Proof by Induction - Wrong common factor

Question

I'm trying to use mathematical induction to prove that $n^3+5n$ is divisible by $6$ for all $n \in \mathbb{Z}^+$.

I can only seem to show that it is divisible by $3$, and not by $6$. This is what I have done:

Let $f(n) = n^3+5n$.

Basis Step: When $n=1$, $f(n)= 6$ and clearly $6$ divides $6$.

Assumption Step: Assume that $6$ divides $f(n)$ when $n=k$.

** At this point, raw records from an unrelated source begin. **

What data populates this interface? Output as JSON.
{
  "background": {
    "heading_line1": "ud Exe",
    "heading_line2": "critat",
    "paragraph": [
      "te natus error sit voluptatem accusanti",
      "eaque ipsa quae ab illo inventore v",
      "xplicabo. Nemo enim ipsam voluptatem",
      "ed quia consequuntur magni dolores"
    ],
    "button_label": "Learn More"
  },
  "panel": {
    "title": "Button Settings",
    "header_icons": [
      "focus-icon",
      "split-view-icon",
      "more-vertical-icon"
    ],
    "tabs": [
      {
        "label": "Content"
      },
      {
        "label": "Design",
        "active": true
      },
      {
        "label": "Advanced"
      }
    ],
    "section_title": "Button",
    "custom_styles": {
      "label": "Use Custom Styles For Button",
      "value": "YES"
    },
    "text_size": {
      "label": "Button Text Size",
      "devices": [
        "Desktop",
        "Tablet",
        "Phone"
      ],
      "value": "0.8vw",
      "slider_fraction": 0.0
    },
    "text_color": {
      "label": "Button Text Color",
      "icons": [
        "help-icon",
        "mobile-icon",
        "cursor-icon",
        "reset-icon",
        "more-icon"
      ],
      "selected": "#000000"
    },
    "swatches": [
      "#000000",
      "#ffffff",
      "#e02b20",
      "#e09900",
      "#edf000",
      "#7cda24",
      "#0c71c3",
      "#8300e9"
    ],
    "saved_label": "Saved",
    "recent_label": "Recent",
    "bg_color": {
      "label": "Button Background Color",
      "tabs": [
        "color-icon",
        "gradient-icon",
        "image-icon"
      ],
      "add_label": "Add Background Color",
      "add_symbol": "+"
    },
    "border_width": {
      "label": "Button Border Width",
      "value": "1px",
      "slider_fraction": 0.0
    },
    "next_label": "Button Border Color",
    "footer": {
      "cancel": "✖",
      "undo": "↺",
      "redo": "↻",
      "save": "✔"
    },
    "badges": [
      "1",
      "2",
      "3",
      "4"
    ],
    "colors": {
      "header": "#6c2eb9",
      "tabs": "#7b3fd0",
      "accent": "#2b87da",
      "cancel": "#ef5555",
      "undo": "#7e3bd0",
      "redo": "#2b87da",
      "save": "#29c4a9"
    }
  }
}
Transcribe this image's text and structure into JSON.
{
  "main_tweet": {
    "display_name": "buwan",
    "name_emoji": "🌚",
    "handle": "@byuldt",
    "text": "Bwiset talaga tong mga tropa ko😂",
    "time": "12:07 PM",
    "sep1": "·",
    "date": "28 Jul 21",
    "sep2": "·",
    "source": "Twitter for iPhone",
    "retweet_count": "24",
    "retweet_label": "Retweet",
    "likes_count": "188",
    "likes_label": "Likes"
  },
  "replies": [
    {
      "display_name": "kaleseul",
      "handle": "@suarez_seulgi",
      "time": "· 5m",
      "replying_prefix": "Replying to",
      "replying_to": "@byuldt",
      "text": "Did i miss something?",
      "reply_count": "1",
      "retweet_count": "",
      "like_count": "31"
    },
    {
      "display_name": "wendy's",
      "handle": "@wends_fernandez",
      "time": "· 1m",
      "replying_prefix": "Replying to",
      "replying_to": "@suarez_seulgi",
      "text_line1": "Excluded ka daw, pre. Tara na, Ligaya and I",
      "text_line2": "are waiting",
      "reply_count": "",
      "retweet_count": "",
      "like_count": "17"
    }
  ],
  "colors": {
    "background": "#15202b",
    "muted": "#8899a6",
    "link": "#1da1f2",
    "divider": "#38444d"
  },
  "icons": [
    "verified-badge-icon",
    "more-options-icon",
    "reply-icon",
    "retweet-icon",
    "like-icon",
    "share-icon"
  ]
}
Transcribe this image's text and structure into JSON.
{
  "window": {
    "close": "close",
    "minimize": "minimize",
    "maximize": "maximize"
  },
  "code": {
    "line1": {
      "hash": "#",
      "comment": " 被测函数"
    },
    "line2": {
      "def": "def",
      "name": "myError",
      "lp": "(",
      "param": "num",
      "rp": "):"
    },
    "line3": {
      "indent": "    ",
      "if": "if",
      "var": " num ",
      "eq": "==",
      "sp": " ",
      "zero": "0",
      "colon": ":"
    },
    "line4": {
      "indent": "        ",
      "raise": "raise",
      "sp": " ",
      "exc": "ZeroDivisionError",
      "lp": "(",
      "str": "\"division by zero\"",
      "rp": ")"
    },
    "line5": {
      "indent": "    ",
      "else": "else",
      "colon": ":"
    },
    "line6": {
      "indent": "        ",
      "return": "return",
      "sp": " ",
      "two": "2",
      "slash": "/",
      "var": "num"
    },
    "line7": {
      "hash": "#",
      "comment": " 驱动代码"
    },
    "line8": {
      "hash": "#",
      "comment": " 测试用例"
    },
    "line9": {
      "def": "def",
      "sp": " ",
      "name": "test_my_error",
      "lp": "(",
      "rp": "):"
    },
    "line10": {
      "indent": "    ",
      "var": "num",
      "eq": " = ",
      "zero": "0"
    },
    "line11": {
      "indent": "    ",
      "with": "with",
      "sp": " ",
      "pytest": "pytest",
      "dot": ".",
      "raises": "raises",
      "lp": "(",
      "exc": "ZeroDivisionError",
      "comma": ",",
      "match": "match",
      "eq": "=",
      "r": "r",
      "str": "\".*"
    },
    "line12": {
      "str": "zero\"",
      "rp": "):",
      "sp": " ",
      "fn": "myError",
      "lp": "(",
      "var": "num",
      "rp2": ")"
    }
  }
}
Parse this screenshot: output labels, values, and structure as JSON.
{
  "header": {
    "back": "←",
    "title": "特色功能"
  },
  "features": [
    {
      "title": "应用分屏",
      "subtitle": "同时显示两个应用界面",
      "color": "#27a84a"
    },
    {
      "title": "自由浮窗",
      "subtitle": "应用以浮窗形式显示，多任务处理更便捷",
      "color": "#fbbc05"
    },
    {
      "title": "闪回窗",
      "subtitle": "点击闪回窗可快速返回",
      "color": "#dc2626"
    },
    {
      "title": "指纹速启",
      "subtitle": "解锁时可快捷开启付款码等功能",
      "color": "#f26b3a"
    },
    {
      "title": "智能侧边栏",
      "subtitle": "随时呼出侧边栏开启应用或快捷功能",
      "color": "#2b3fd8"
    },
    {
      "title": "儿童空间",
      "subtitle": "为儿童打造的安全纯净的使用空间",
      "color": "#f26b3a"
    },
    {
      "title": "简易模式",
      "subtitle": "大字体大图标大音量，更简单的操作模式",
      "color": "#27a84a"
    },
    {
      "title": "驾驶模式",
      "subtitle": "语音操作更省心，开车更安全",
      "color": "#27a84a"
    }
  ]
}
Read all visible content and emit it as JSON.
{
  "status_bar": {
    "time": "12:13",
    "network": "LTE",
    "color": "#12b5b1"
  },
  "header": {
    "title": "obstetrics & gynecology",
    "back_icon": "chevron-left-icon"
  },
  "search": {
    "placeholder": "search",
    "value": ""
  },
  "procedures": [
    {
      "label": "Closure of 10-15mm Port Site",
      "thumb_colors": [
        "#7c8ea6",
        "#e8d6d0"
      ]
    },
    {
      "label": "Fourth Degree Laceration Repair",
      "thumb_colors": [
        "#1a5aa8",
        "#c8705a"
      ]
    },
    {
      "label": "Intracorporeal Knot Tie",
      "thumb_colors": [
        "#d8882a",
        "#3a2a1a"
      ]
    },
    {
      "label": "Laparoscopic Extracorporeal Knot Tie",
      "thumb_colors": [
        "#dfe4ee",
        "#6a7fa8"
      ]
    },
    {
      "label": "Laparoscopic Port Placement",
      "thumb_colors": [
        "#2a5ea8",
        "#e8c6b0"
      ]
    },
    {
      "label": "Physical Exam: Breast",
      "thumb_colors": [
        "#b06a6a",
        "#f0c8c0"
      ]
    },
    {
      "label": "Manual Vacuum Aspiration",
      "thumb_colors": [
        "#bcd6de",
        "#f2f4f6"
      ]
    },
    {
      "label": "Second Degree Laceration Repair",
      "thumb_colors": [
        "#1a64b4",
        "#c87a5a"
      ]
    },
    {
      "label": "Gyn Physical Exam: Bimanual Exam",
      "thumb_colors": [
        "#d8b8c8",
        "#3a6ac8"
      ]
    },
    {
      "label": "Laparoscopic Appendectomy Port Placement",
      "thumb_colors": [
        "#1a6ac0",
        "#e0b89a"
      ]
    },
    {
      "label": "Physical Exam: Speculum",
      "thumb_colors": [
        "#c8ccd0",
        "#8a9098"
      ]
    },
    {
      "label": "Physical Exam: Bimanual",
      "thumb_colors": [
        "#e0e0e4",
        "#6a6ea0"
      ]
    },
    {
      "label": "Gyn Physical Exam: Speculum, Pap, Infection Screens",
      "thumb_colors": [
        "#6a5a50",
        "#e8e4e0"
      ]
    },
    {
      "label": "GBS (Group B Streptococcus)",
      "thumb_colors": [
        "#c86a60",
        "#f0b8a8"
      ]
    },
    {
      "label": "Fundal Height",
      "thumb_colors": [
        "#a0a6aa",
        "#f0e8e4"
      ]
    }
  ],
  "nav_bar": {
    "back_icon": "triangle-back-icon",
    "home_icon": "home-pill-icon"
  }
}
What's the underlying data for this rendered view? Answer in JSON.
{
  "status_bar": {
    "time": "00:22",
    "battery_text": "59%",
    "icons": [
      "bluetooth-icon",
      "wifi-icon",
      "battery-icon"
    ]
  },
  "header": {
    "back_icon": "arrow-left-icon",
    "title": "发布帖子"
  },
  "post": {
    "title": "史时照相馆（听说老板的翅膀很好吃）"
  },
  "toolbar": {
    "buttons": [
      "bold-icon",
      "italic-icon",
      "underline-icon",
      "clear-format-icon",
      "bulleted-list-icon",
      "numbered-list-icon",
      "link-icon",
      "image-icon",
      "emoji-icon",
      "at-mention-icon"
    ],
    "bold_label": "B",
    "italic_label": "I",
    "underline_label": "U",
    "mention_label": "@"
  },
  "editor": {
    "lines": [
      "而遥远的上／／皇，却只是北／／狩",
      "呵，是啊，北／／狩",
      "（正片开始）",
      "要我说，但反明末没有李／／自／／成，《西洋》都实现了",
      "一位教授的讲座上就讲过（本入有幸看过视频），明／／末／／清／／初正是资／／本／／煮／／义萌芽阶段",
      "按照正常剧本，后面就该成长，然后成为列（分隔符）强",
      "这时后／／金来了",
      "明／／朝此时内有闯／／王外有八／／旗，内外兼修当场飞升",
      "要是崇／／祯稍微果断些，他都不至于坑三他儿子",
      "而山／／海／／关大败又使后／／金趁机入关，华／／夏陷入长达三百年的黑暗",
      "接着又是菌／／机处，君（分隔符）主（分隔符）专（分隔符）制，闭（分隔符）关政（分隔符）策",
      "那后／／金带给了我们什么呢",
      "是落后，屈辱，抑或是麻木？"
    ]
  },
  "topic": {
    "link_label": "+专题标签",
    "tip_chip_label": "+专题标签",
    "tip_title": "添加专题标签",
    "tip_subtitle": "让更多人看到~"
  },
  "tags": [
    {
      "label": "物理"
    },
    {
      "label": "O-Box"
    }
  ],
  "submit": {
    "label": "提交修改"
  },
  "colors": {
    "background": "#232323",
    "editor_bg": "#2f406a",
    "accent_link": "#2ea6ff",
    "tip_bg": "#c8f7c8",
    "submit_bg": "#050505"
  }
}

Inductive Step: Consider $f(k+1)-f(k)$: $$f(k+1)-f(k) = [(k+1)^3+5(k+1)]-[k^3+5k]$$ $$=3k^2+3k+6$$ $$=3(k^2+k+2)$$ It follows that $f(k+1) = f(k)+3(k^2+k+2)$. I really wanted a common factor of $6$.

Answer 1

$$3(k^2+k+2)=6\cdot\frac{k(k+1)}2+6$$

Now $k(k+1)$ being the product of two consecutive integers is even for integer $k$

Non-inductive method:

$$n^3+5n=\underbrace{(n-1)n(n+1)}_{\text{Product of three consecutive integers }}+6n$$

See The product of n consecutive integers is divisible by n factorial

Answer 2

From your proof... Note that if k is odd, k^2 + k + 2 is even and hence divisible by 2, and that the same is true if k is even. Therefore k^2 + k + 2 is divisible by 2 for all k. this gives you the extra factor of 2 you need to get a factor of 6.